Obviosulsy, for a n-dimensional diagonal matrix S one can find examples where $$S_{11} + S_{22} + \cdots S_{nn} \neq h^{11}S_{11} + h^{22}S_{11} + \cdots h^{nn}S_{nn}. $$
If you're working in a setting where you're distinguishing between upper and lower indices, then it would be better to say that the trace just a matrix contracted with itself -- that is, $S^a{}_a$ or equivalently $S_a{}^a$.
When you have a matrix with two lower indices, you need to raise one of them before you can do that, and introducing the $g^{ab}$ factor is how you do that. In fact in a certain way the main purpose of $g$ is that it should encode how to raise or lower indices.
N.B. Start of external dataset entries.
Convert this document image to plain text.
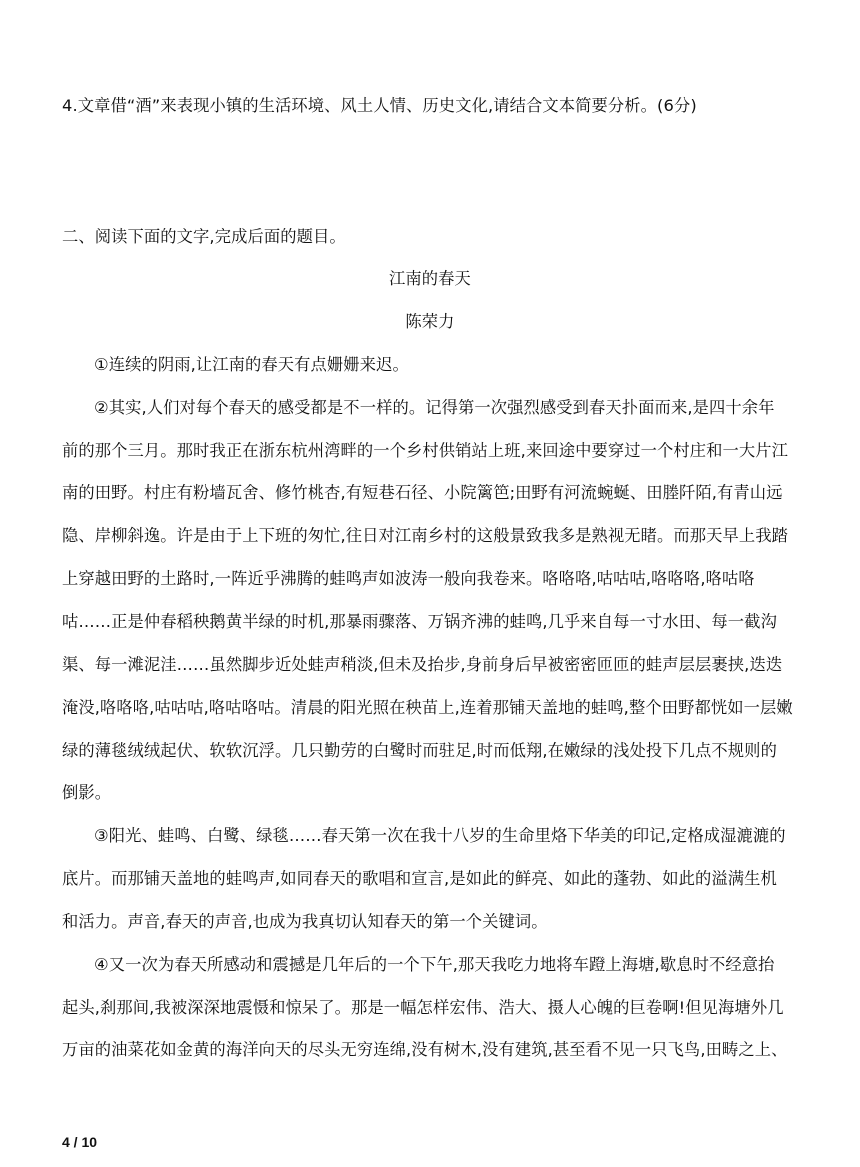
4.文章借“酒”来表现小镇的生活环境、风土人情、历史文化,请结合文本简要分析。(6分)
二、阅读下面的文字,完成后面的题目。
江南的春天
陈荣力
①连续的阴雨,让江南的春天有点姗姗来迟。
②其实,人们对每个春天的感受都是不一样的。记得第一次强烈感受到春天扑面而来,是四十余年
前的那个三月。那时我正在浙东杭州湾畔的一个乡村供销站上班,来回途中要穿过一个村庄和一大片江
南的田野。村庄有粉墙瓦舍、修竹桃杏,有短巷石径、小院篱笆;田野有河流蜿蜒、田塍阡陌,有青山远
隐、岸柳斜逸。许是由于上下班的匆忙,往日对江南乡村的这般景致我多是熟视无睹。而那天早上我踏
上穿越田野的土路时,一阵近乎沸腾的蛙鸣声如波涛一般向我卷来。咯咯咯,咕咕咕,咯咯咯,咯咕咯
咕……正是仲春稻秧鹅黄半绿的时机,那暴雨骤落、万锅齐沸的蛙鸣,几乎来自每一寸水田、每一截沟
渠、每一滩泥洼……虽然脚步近处蛙声稍淡,但未及抬步,身前身后早被密密匝匝的蛙声层层裹挟,迭迭
淹没,咯咯咯,咕咕咕,咯咕咯咕。清晨的阳光照在秧苗上,连着那铺天盖地的蛙鸣,整个田野都恍如一层嫩
绿的薄毯绒绒起伏、软软沉浮。几只勤劳的白鹭时而驻足,时而低翔,在嫩绿的浅处投下几点不规则的
倒影。
③阳光、蛙鸣、白鹭、绿毯……春天第一次在我十八岁的生命里烙下华美的印记,定格成湿漉漉的
底片。而那铺天盖地的蛙鸣声,如同春天的歌唱和宣言,是如此的鲜亮、如此的蓬勃、如此的溢满生机
和活力。声音,春天的声音,也成为我真切认知春天的第一个关键词。
④又一次为春天所感动和震撼是几年后的一个下午,那天我吃力地将车蹬上海塘,歇息时不经意抬
起头,刹那间,我被深深地震慑和惊呆了。那是一幅怎样宏伟、浩大、摄人心魄的巨卷啊!但见海塘外几
万亩的油菜花如金黄的海洋向天的尽头无穷连绵,没有树木,没有建筑,甚至看不见一只飞鸟,田畴之上、
4 / 10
A matrix with an upper and a lower index corresponds to a linear transformation $V\to V$, and the trace is a property of such a transformation which is invariant of basis changes. This is because the matrix transformation $A\mapsto P^{-1}AP$ for a linear transformation under a basis change preserves the matrix trace.
On the other hand, if you're writing the matrix with two lower (or two upper) indices, then this indicates that you're intending to use it as an bilinear form. If you want to keep a bilinear form the same after a basis change, its matrix representation changes as $A\mapsto P^TAP$. This does potentially change the trace of that matrix, even in dimension 1.
So if you want to have "trace" be a basis-free property of the abstract bilinear form, you need to correct for that. The best we can do is to consider the trace to measure something about the relation between our bilinear form and a fixed inner product on the abstract vector space. The $g$ in $g^{ab}S_{ab}$ represents that fixed inner product in the basis you're working in.
This all doesn't make any difference when the fixed inner product is always the usual $x_1y_1+\cdots+x_ny_n$, represented by the identity matrix -- such as when the basis changes we consider are all orthogonal so they preserve that inner product. Therefore, books that don't put much emphasis on bilinear forms can get away with not mentioning these matters.